SQLite User Forum

Running .dump on active DB in WAL mode removes the -wal file
Login

Running .dump on active DB in WAL mode removes the -wal file

(1) By anonymous on 2025-04-29 01:37:08 [link] [source]

I am quite confused at what is happening in the following scenario:

  • Database is started and left running in WAL mode, there are constant writes from a C program, the -wal and -shm files are created and WAL can be observed growing till it reaches ~4MB (after which - assuming - it keeps rolling within)

  • In a shell script, the database is dumped with the use of sqlite3 .dump which succeeds

  • From the exact point of the dump, both -wal and -shm files disappear, but there is no other issue observed, writes continue successfully, dumps can be performed again.
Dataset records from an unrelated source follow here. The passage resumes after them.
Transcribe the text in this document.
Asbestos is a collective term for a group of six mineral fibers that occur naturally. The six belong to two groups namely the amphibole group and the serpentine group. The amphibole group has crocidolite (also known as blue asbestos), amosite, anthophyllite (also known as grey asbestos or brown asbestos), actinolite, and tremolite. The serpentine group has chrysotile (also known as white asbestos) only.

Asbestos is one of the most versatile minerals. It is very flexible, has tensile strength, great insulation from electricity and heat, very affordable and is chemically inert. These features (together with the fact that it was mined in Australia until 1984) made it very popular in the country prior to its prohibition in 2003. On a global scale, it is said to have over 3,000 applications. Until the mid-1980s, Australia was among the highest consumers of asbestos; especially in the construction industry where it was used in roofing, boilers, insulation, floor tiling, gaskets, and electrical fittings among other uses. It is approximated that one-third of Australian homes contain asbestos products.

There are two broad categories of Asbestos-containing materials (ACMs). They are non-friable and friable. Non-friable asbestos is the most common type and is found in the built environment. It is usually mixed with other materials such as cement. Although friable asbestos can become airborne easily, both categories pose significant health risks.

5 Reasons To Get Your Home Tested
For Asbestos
  • Exactly same situation occurs when .backup is used on the DB

What am I missing?

(2) By anonymous on 2025-04-29 05:16:08 in reply to 1 [link] [source]

I continued investigating this in the meantime, I know what is happening but not WHY it is happening.

Having observed the actual .db file getting touched about at the same intervals as before, I checked PRAGMA journal_mode; which returned wal despite missing -wal and -shm files.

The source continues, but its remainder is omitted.